N’approuvant pas les agissements malhonnêtes de
Semo, Azad préfère intégrer un foyer
d’accueil où il fait la connaissance du jeune
orphelin Ibo qu’il prend immédiatement sous son
aile. S’associant dans l’activité clandestine
de barbier dans les toilettes nauséabondes d’un
bar, Azad et Ibo essaient de survivre et de
s’intégrer. Mais la rencontre fâcheuse avec
deux frères turcs précipite les deux copains
kurdes dans une spirale de violence ravivée par
la tension séculaire entre les deux communautés.
Né
en Turquie, parti vivre en Allemagne pour ses études,
Yilmaz Arslan est au premier chef concerné
par les conséquences du déracinement.

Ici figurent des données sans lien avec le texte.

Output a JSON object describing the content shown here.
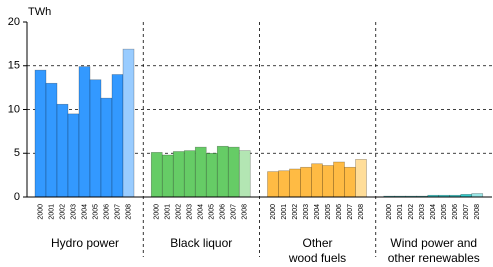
{
  "chart_data": {
    "type": "bar",
    "y_label": "TWh",
    "categories": [
      "2000",
      "2001",
      "2002",
      "2003",
      "2004",
      "2005",
      "2006",
      "2007",
      "2008"
    ],
    "series": [
      {
        "name": "Hydro power",
        "color": "#3399ff",
        "last_color": "#99ccff",
        "values": [
          14.5,
          13.0,
          10.6,
          9.5,
          14.9,
          13.4,
          11.3,
          14.0,
          16.9
        ]
      },
      {
        "name": "Black liquor",
        "color": "#66cc66",
        "last_color": "#b3e6b3",
        "values": [
          5.1,
          4.8,
          5.2,
          5.3,
          5.7,
          5.0,
          5.8,
          5.7,
          5.3
        ]
      },
      {
        "name": "Other\nwood fuels",
        "color": "#ffbb44",
        "last_color": "#ffdd99",
        "values": [
          2.9,
          3.0,
          3.2,
          3.4,
          3.8,
          3.6,
          4.0,
          3.4,
          4.3
        ]
      },
      {
        "name": "Wind power and\nother renewables",
        "color": "#33cccc",
        "last_color": "#99e6e6",
        "values": [
          0.1,
          0.1,
          0.1,
          0.1,
          0.2,
          0.2,
          0.2,
          0.3,
          0.4
        ]
      }
    ],
    "ylim": [
      0,
      20
    ],
    "yticks": [
      0,
      5,
      10,
      15,
      20
    ],
    "grid": true
  }
}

Ses deux
premières œuvres étaient déjà traversées par
les problématiques de l’immigration et de
l’intégration. Avec Frères d’exil, il
opte pour un traitement frontal qui privilégie
action et énergie, laissant de côté tout misérabilisme
et épanchement lacrymal sur ses héros. Il est néanmoins
dommage que ce parti pris de mise en scène
s’accompagne parfois d’une certaine
complaisance vis-à-vis de la violence ambiante.
Les scènes avec le chien d’un des deux frangins
turcs et d’une façon plus générale toutes les
scènes de bagarre baignent dans un flot d’hémoglobine
indigeste.
Cependant,
Yilmaz Arslan montre bien l’escalade perpétuelle
entre les deux groupes ethniques et
l’alimentation de la violence par la violence.
En ce sens, l’immigration exacerbe encore les
tensions et multiplie les motifs de conflits. Si
les parents turcs, épiciers tranquilles et
travailleurs, se sont intégrés, leur progéniture,
particulièrement bien bas de plafond, en proie à
l’oisiveté et aux tentations occidentales
sombre dans la haine et le déshonneur. Le pays
riche européen, miroir aux alouettes, se mue en
enfer invivable que le bon sens préconiserait de
quitter vite fait.
Dédié
à Pasolini, que Arslan apprécie
pour ses idées politiques, Frères d’exil
vaut aussi pour la qualité de son interprétation.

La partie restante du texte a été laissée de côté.